Even if a Democrat like Hillary Rodham Clinton captures the White House, Mr. McAuliffe said in an interview, it will be difficult for her as president to move an ambitious agenda through a House that is still likely to be controlled by Republicans.
“We’re going to tie this to the presidential campaign because the next president will need more Democratic members of Congress to work with her to get things done,” said Mr. McAuliffe, a former Democratic National Committee chairman and a longtime friend of the Clintons.
The push is rooted in the 2010 elections, which were devastating to Democrats not only because they suffered deep losses but also because Republican victories in governors’ races and gains the party made in controlling state legislatures that year enabled Republicans to dominate redistricting in many states, achieving what could be a decade-long hold on the House.
“What we saw in 2010 was a wave election,” said Ms. Schriock, referring to Democratic losses, “at the absolutely worst time.”
Two years later, Democrats won over a million more votes in House races than Republicans but still could not reclaim a majority, in part because of Republican-led redistricting.
Gerrymandering is not entirely to blame for Democrats’ House woes. The shift to Republicans among voters in much of the South and parts of the Midwest and Mountain West, along with Democratic votes being concentrated in urban areas, have also made most House races tougher for Democrats.
But Democrats have also been badly outplayed and outspent in the battle for statehouses. Both parties operate networks of political committees intended to channel national money into governor and state legislative races. But the Republican version is far better financed: The Republican Governors Association, for example, spent $170 million during the 2014 cycle, compared with $98 million for the Democratic Governors Association.

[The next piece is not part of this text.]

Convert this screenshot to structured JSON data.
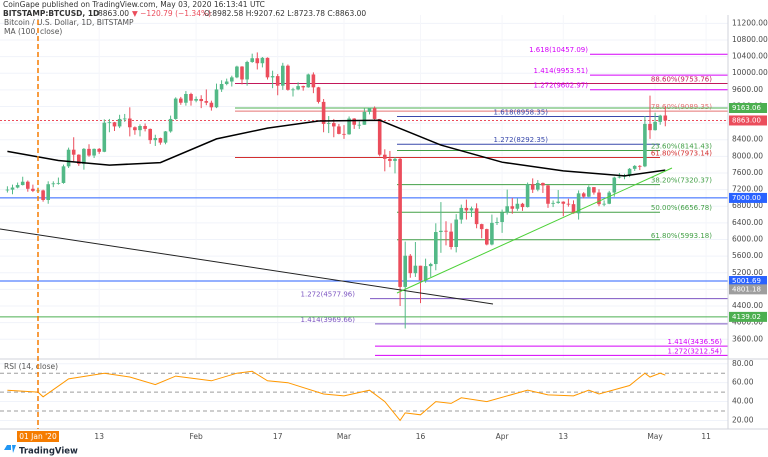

Democratic governors and strategists have often complained that their donors are too focused on more glamorous presidential and Senate races, while Republicans have been pouring money into state-level contests.
But Mr. McAuliffe acknowledged that the Democrats had not pushed their donors enough, either. “This effort is the first time the party has really taken a serious effort at winning these races,” he said.
Peter Emerson, a leading Democratic donor in New York who said he would raise in the “seven figures” for the fund, acknowledged that he wished “the clarion call had come earlier.”
“We’re late to the game, but we don’t have to come up with a new strategy — we just have to adapt to their strategy,” he said of Republicans.